- Location: Calle Josefa Ortiz de Dominguez, Uruapan, Michoacán, Mexico
- Date: February 3, 2020
- Deaths: 9
- Injured: 2
- Perpetrator: Jalisco New Generation Cartel

= Uruapan arcade shooting =

2020 mass shooting in Uruapan, Mexico

On February 3, 2020, suspected CJNG cartel members shot up an arcade in Uruapan, Michoacán, Mexico, killing nine people, including four children.

== Background ==
Uruapan has been the center of a territorial dispute between the Jalisco-based Jalisco New Generation Cartel (CJNG) and the Los Viagras cartel based in Michoacán, where Uruapan is located. Reprisal attacks and public killings have been commonplace in the city, and in August 2019, nineteen bodies were disposed of on the road near Uruapan. On the weekend before the arcade shooting, the graves of eleven people were discovered nearby. A police station was also attacked by gunmen in retaliation for the arrest of a Los Viagras member. Just a day prior to the shooting, Los Viagras members released a video showing off weapons they threatened to use against CJNG.

== Shooting ==
Four armed men walked into the arcade on February 3, looking for Los Viagras members. The arcade, located on Josefa Ortiz de Dominguez street, was a site commonly used by Los Viagras members to sell drugs. The men asked questions to people gaming at the arcade regarding the whereabouts of "El Ruso" and "The Bald One". When the gunmen couldn't find who they were looking for, they shot sporadically throughout the arcade.
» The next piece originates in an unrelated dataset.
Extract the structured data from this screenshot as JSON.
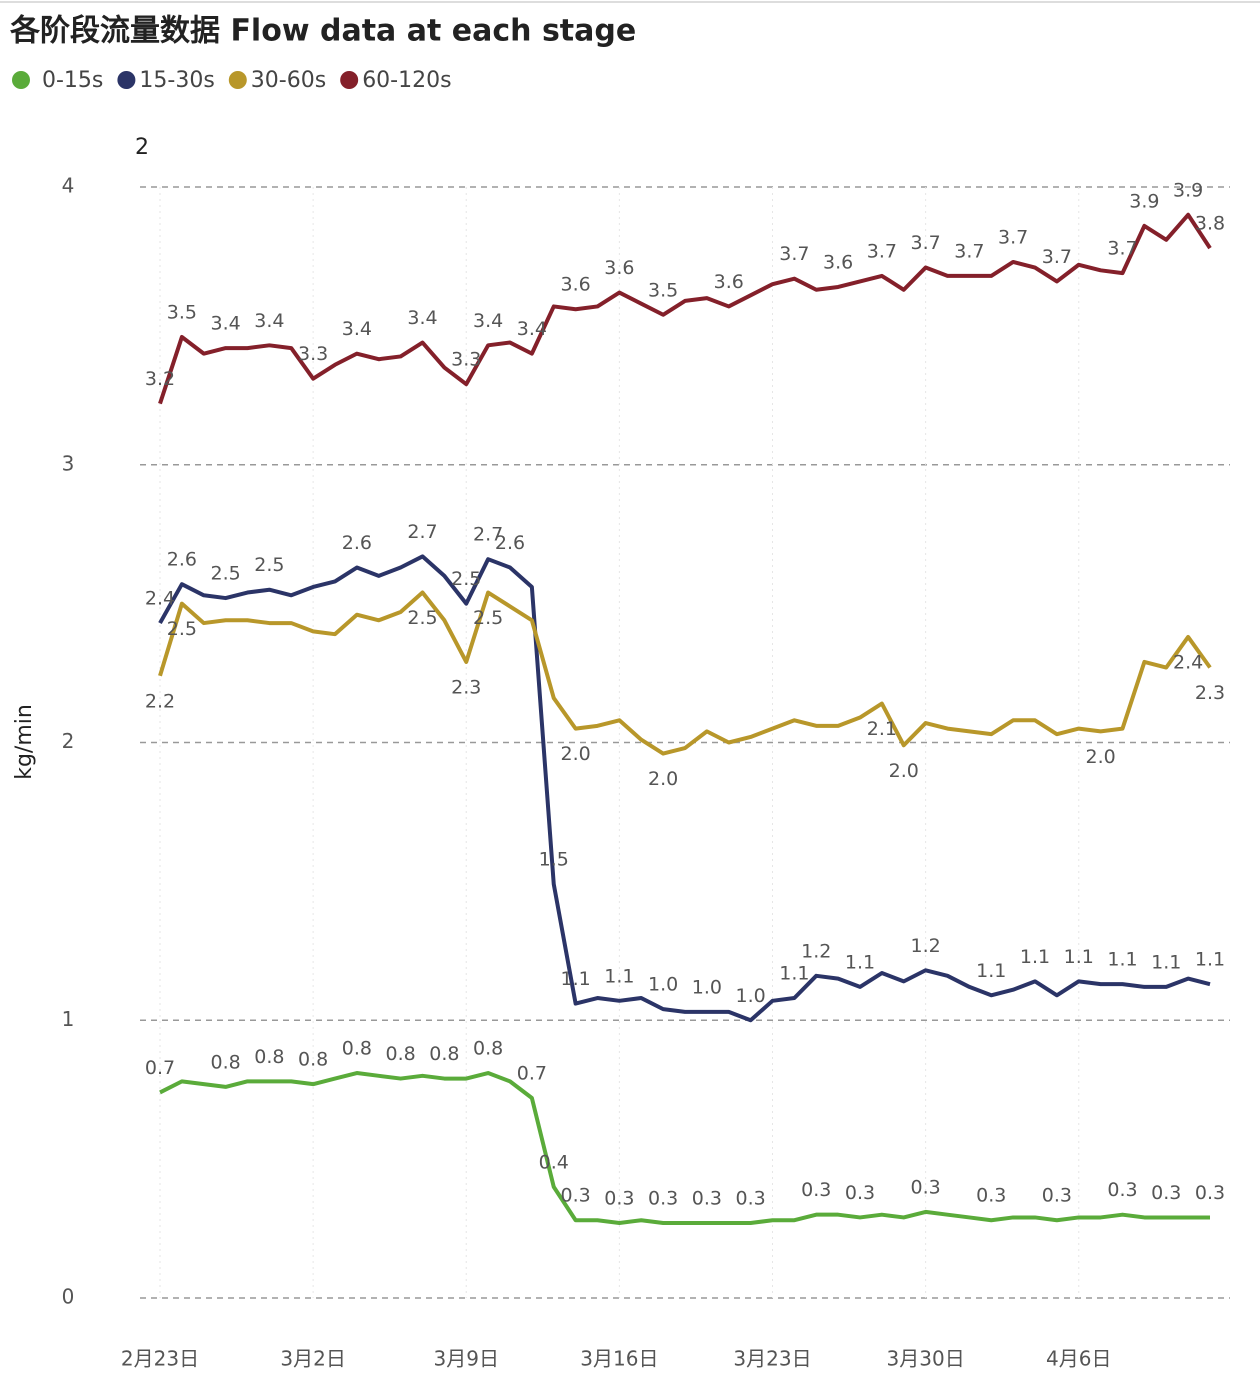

The weapons shot 9mm bullets, and sixty-five ballistic elements were discovered by Mexican authorities. Nine people were killed in the shooting, including a 12-year-old, a thirteen-year-old, a fourteen-year-old, a seventeen-year-old, and an eighteen-year-old. Two others were injured in the attack.

== Aftermath ==
Families of the victims were not hopeful in Michoacán authorities in detaining the perpetrators. Following the shooting, the war between CJNG and Los Viagras intensified in the Uruapan area.